Each step within a stage gets its own agent, its own harness, and its own sandbox with policies designed for that step's responsibility.

Decomposition: each stage is made up of multiple composable agents — one agent per step — rather than one monolithic agent handling all steps. A triage stage has separate agents for duplicate detection, completeness assessment, reproducibility verification, and so on. A review stage has separate agents for security, linting, complexity, architecture, and performance. Agents are composable building blocks — an organization can assemble different combinations of agents into a pipeline stage, add new agents for new steps, or replace existing ones without affecting others. "Single responsibility" means one step, not minimal prompt size. The decomposition in agent-architecture.md provides the current granularity.

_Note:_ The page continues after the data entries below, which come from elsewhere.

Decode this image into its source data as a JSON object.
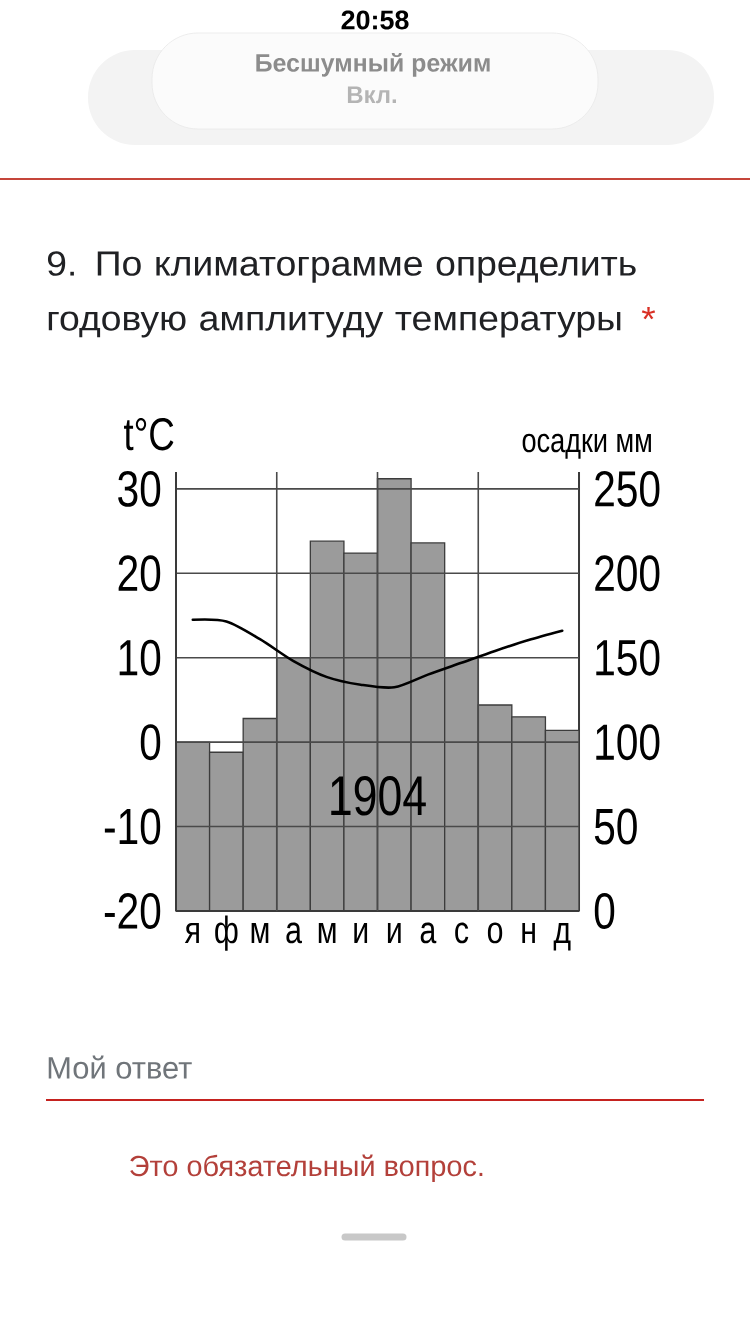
{
  "chart_data": {
    "type": "bar",
    "title": "9. По климатограмме определить годовую амплитуду температуры",
    "ylabel": "t°C",
    "y2label": "осадки мм",
    "categories": [
      "я",
      "ф",
      "м",
      "а",
      "м",
      "и",
      "и",
      "а",
      "с",
      "о",
      "н",
      "д"
    ],
    "series": [
      {
        "axis": "y2",
        "color": "#9b9b9b",
        "values": [
          100,
          94,
          114,
          150,
          219,
          212,
          256,
          218,
          150,
          122,
          115,
          107
        ]
      },
      {
        "type": "line",
        "axis": "y",
        "color": "#000000",
        "values": [
          14.5,
          14.3,
          12.2,
          9.6,
          7.7,
          6.8,
          6.5,
          8.0,
          9.4,
          10.8,
          12.1,
          13.2
        ]
      }
    ],
    "ylim": [
      -20,
      32
    ],
    "yticks": [
      -20,
      -10,
      0,
      10,
      20,
      30
    ],
    "y2lim": [
      0,
      260
    ],
    "y2ticks": [
      0,
      50,
      100,
      150,
      200,
      250
    ],
    "grid": true,
    "annotations": [
      "1904",
      "*",
      "20:58",
      "Бесшумный режим",
      "Вкл.",
      "Мой ответ",
      "Это обязательный вопрос."
    ]
  }
}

Isolation: because each agent handles only one step, its sandbox policy can be as restrictive as possible — granting only what that step requires. A duplicate-detector gets read-only access to the issues API; a completeness-assessor gets read-only issues plus outbound HTTPS; a reproducibility-verifier gets read-only issues plus local filesystem access. No agent receives permissions it does not need. This enforces least privilege at the step level, mitigates lateral movement between agents (Threat 5), limits the blast radius of prompt injection (a compromised agent can only reach what its policy allows), and contains credential scope (ADR 0017).

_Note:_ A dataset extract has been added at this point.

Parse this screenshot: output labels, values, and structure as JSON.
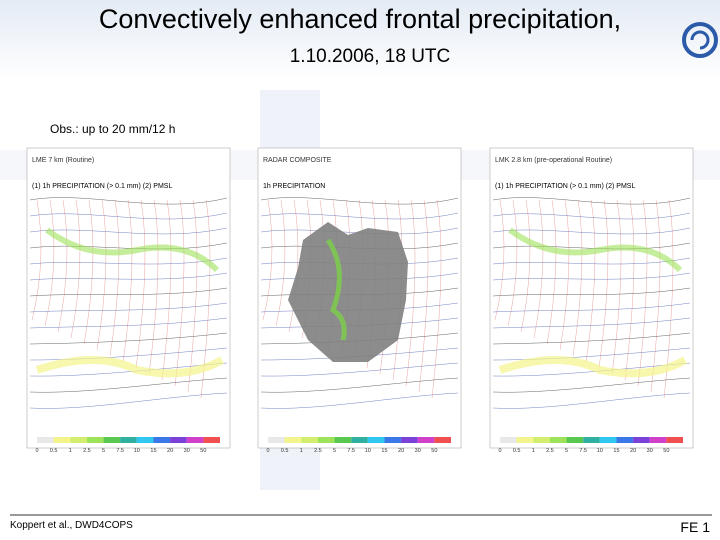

Scripted pipelines (ADR 0018) coordinate agents within a stage — the pipeline declares which agents run, and the sandbox runtime provisions each one. Skill reusability is orthogonal to sandbox boundaries — skills are portable definitions that work regardless of isolation model.

Consequences

  • The open questions in architecture.md and security-threat-model.md regarding per-role sandboxes and agent isolation are answered.
  • Agents are composable: organizations can assemble, replace, or extend agents within a stage without affecting other agents or their sandbox policies.
  • Adding a new capability to a stage means adding a new agent, skill, and sandbox policy — not modifying an existing agent's permissions.
  • Sandbox policy authoring scales linearly with agent count. Each new agent requires a reviewed sandbox policy.
  • Infrastructure cost increases: N agents × M concurrent tasks × cold start per sandbox. Parallel provisioning (supported by scripted pipeline stages) mitigates latency but not total resource consumption.
  • A sandbox runtime supporting per-instance policy is a hard dependency. Degradation strategy for environments without such a runtime is deferred.
  • Organizations that prefer fewer agents for cost or simplicity reasons can bundle multiple steps into a single agent and sandbox (Option A). This is a conscious trade-off: the sandbox policy must grant the union of all bundled steps' permissions, widening the blast radius.